We are a commune of inquiring, skeptical, politically centrist, capitalist, anglophile, traditionalist New England Yankee humans, humanoids, and animals with many interests beyond and above politics. Each of us has had a high-school education (or GED), but all had ADD so didn't pay attention very well, especially the dogs. Each one of us does "try my best to be just like I am," and none of us enjoys working for others, including for Maggie, from whom we receive neither a nickel nor a dime. Freedom from nags, cranks, government, do-gooders, control-freaks and idiots is all that we ask for.
We took the high-speed AVE train from Madrid to Seville. 310 k/hr, smooth as silk, utterly quiet, large comfy seats, and with stewardesses serving drinks and snacks. Just one stop, in Cordoba. Reservations are required because these trains are always sold out.

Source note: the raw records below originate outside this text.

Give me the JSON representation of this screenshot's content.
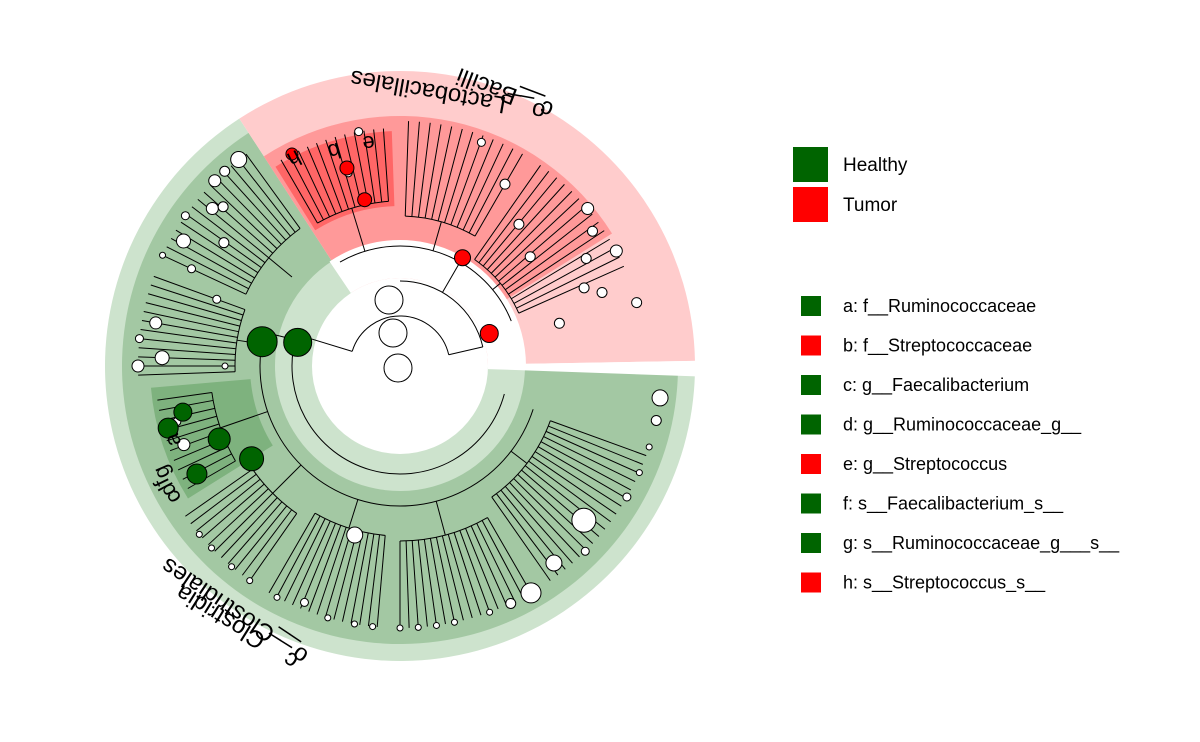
{
  "colors": {
    "healthy": "#006400",
    "tumor": "#ff0000",
    "healthy_outer": "#cde3cd",
    "healthy_mid": "#a3c8a3",
    "healthy_inner": "#7eb27e",
    "tumor_outer": "#ffcccc",
    "tumor_mid": "#ff9999",
    "tumor_inner": "#ff6666",
    "inner_ring": "#cfe2cf",
    "branch": "#000000",
    "node_plain": "#ffffff"
  },
  "legend_groups": [
    {
      "label": "Healthy",
      "color": "#006400"
    },
    {
      "label": "Tumor",
      "color": "#ff0000"
    }
  ],
  "legend_features": [
    {
      "label": "a: f__Ruminococcaceae",
      "group": "healthy"
    },
    {
      "label": "b: f__Streptococcaceae",
      "group": "tumor"
    },
    {
      "label": "c: g__Faecalibacterium",
      "group": "healthy"
    },
    {
      "label": "d: g__Ruminococcaceae_g__",
      "group": "healthy"
    },
    {
      "label": "e: g__Streptococcus",
      "group": "tumor"
    },
    {
      "label": "f: s__Faecalibacterium_s__",
      "group": "healthy"
    },
    {
      "label": "g: s__Ruminococcaceae_g___s__",
      "group": "healthy"
    },
    {
      "label": "h: s__Streptococcus_s__",
      "group": "tumor"
    }
  ],
  "clade_labels": {
    "class_tumor": "c__Bacilli",
    "order_tumor": "o__Lactobacillales",
    "class_healthy": "c__Clostridia",
    "order_healthy": "o__Clostridiales",
    "b": "b",
    "e": "e",
    "h": "h",
    "a": "a",
    "c": "c",
    "d": "d",
    "f": "f",
    "g": "g"
  }
}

Later, we took the same train north to Cordoba.
Madrid train station. It even has a turtle pond.
Andalusian countryside from the train. It is dry, and 90% olive orchards.
MADRID to Seville, surely, especially if you stopped in Cordoba. Milan to Seville would be something else entirely (interesting trip, for sure, but three separate countries). But the AVE is a great train.

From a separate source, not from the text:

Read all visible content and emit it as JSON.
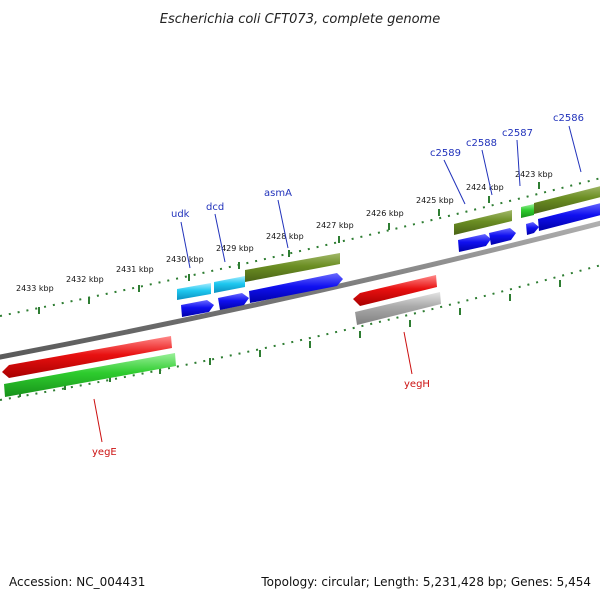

We went from Malaga to Seville to Madrid then Barcelona. Lovely train system, but get progressively shabbier the closer you get to the French border. The last trip from Barcelona to Nice was on the Talgo, the train Spain uses for poor relatives and refugees.
If I don't have to pay for the impossibly expensive capital construction costs, and I can get subsidized tickets, as I can in Europe, hight speed rail makes all kinds of sense for me. For the Europeans subsidizing my ticket, it makes no sense whatsoever. But rail almost never makes sense, and almost never can recover its actual costs based on ticket sales, it requires subsidizes, and usually huge subsidies.
So, I am not for high speed rail in the US, since I will have to pay for it through the federal, and possibly state and local tax subsidies. I am all for it in other nations too stupid to realize what a bad idea it is.
You beat me to it, but your comments are spot on. It is hard to find a realistic assessment of the costs of trains (including high speed trains) because they are a mixture of capital costs and operating costs, and people tend to overlook the capital costs. But the analyses I have seen all tend to say that they are big-time money losers. With environmental rules, prevailing wage laws, etc, driving up the costs, it is only going to get worse.